C’était un état d’esprit
C’était un état d’espritTemps de lecture : 4 minutes
Au Maroc, ma génération a été élevée dans l’esprit de la gauche française. Elle a été notre référence, notre espoir, notre refuge. Le Parti communiste avait un statut à part. Par gauche, nous entendions progrès social, justice pour les démunis, égalité de l’homme et de la femme (émergence de l’individu), primauté de l’intérêt national sur le particulier, solidarité avec les peuples opprimés ou vivant sous occupation coloniale. Dans notre esprit, la gauche se confondait avec une fraternité par-delà les frontières, une générosité rejetant l’égocentrisme d’une partie de l’Occident.
La gauche, c’était un état d’esprit, une vision du monde, un mode de vie, un engagement afin de rendre la douleur du monde moins épaisse, moins lourde et pour aller de l’avant vers un avenir sans guerre.
La gauche, c’était un rêve. Rêve d’un « avenir radieux » selon l’expression d’Alexandre Zinoviev, même si ce titre était ironique. Nous voulions la lumière, c’est-à-dire cette liberté émanant d’un État de droit, avec une justice indépendante et du politique et des milieux de l’argent.
Nous étions naïfs et nous le savions. Mais quand on est jeune, tous les rêves sont permis, disions-nous.
Vues d’un Maroc vivant sous une chape de plomb, les valeurs portées par la gauche telle que nous l’imaginions ne pouvaient qu’être libératrices et progressistes. Mais la gauche française allait petit à petit perdre ses gènes, ses racines, ses qualités premières. D’abord la découverte du stalinisme et de ses crimes, ensuite l’émergence d’un socialisme tiède et « réaliste », et l’abandon de quelques exigences fondamentales au profit d’accommodements politiciens, allaient ouvrir la voie à la faillite de la gauche. Cela a mis du temps, trois ou quatre décennies, mais nous voilà aujourd’hui orphelins de la gauche telle que nos rêves l’avaient dessinée.
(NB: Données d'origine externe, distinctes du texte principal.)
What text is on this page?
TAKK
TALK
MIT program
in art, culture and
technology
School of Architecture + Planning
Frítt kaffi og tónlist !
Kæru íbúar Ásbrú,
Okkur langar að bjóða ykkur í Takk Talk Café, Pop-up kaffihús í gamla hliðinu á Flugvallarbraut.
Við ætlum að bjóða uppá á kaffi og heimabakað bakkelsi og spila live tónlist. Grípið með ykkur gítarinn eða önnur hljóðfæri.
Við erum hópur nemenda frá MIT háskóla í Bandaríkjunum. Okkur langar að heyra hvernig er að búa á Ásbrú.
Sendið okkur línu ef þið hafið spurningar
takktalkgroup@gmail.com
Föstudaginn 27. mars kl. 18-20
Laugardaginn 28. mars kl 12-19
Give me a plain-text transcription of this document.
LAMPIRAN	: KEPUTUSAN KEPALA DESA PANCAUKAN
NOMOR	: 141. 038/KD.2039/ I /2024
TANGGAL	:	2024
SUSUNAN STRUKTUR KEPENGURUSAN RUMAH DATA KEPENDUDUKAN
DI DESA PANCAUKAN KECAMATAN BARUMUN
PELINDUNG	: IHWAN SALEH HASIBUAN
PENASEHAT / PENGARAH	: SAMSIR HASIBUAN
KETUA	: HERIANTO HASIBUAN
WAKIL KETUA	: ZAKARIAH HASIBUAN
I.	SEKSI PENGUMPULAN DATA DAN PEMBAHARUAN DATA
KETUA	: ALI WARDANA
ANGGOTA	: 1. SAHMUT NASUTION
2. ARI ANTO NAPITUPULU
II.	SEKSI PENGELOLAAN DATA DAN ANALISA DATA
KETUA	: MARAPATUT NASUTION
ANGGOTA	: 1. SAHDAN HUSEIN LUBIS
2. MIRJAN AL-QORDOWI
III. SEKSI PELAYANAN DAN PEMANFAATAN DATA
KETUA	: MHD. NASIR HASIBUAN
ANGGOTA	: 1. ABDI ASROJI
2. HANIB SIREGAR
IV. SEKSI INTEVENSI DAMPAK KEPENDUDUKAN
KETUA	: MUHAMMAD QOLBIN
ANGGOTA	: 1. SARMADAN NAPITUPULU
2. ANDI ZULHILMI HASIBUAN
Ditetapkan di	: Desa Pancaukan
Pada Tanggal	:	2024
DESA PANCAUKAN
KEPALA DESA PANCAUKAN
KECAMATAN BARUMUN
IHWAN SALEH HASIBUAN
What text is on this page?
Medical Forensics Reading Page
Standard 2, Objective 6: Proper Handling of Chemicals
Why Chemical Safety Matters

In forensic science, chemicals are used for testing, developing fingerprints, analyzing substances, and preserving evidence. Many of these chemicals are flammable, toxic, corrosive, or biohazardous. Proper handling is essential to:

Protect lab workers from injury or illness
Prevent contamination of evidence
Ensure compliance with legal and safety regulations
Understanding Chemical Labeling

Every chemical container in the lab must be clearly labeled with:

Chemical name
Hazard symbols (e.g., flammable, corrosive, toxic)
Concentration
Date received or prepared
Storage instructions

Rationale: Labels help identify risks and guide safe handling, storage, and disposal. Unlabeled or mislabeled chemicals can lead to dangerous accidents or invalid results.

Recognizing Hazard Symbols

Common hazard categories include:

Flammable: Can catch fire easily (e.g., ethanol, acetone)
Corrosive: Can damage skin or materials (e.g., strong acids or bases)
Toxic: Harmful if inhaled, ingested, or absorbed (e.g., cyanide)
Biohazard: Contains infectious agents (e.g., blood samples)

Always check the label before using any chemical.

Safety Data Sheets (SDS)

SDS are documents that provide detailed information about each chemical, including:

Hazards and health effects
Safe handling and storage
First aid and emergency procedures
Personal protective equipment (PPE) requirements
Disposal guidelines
Aujourd’hui, on trouve normal et même très acceptable le fait qu’un candidat à l’élection présidentielle soit et de gauche et de droite, réalisant ainsi une synthèse que nous ne pouvions imaginer. Et face au danger réel de l’extrême droite et au repli et au conservatisme d’une droite rigide, nombre d’hommes et de femmes de gauche s’autopersuadent que la voie médiane est la seule solution. Finie la gauche. Soyons réalistes. Ce ne sont plus les idées qui gouvernent le monde, c’est le marché de l’argent mondial qui décide du sort des peuples.
C’est dans ce contexte de plus en plus violent que l’histoire est en train d’effacer les valeurs de gauche dans le monde. Le nationalisme lié au populisme aboutit à la fermeture non seulement des frontières mais aussi des mentalités. L’élection de Trump, la politique de rejet des réfugiés dans des pays comme la Hongrie, la Pologne et bien d’autres, les scores de plus en plus inquiétants que les sondages accordent à l’extrême droite que ce soit aux Pays-Bas ou en France, les tragédies du terrorisme au nom d’une religion détournée de son sens, l’afflux de migrants désespérés, tout cela alimente les peurs et les ignorances sur lesquelles joue l’extrémisme de droite, pendant que le discours de la gauche (la gauche de la gauche) devient inaudible ou irréaliste.
Le peuple est inconstant. Nous avions l’illusion de croire que le peuple est toujours de gauche. Erreur. Il peut l’être comme il peut changer d’optique et applaudir un régime autoritaire. C’est le constat le plus douloureux que les militants d’avant sont obligés de faire. Le monde accepte aujourd’hui d’assister sans bouger à la destruction du peuple syrien, à l’augmentation quasi quotidienne des colonies dans les territoires palestiniens occupés, à la falsification de l’histoire qui nourrit une grande nostalgie pour les années du fascisme. La seule nostalgie que j’ai encore est celle d’une époque où, tous les samedis, le peuple de France descendait dans les rues pour manifester contre la guerre au Vietnam, contre le racisme et l’exclusion, contre les dictatures en Amérique latine et dans le monde arabe. C’étaient les années soixante-dix. C’était un des derniers échos de Mai 68.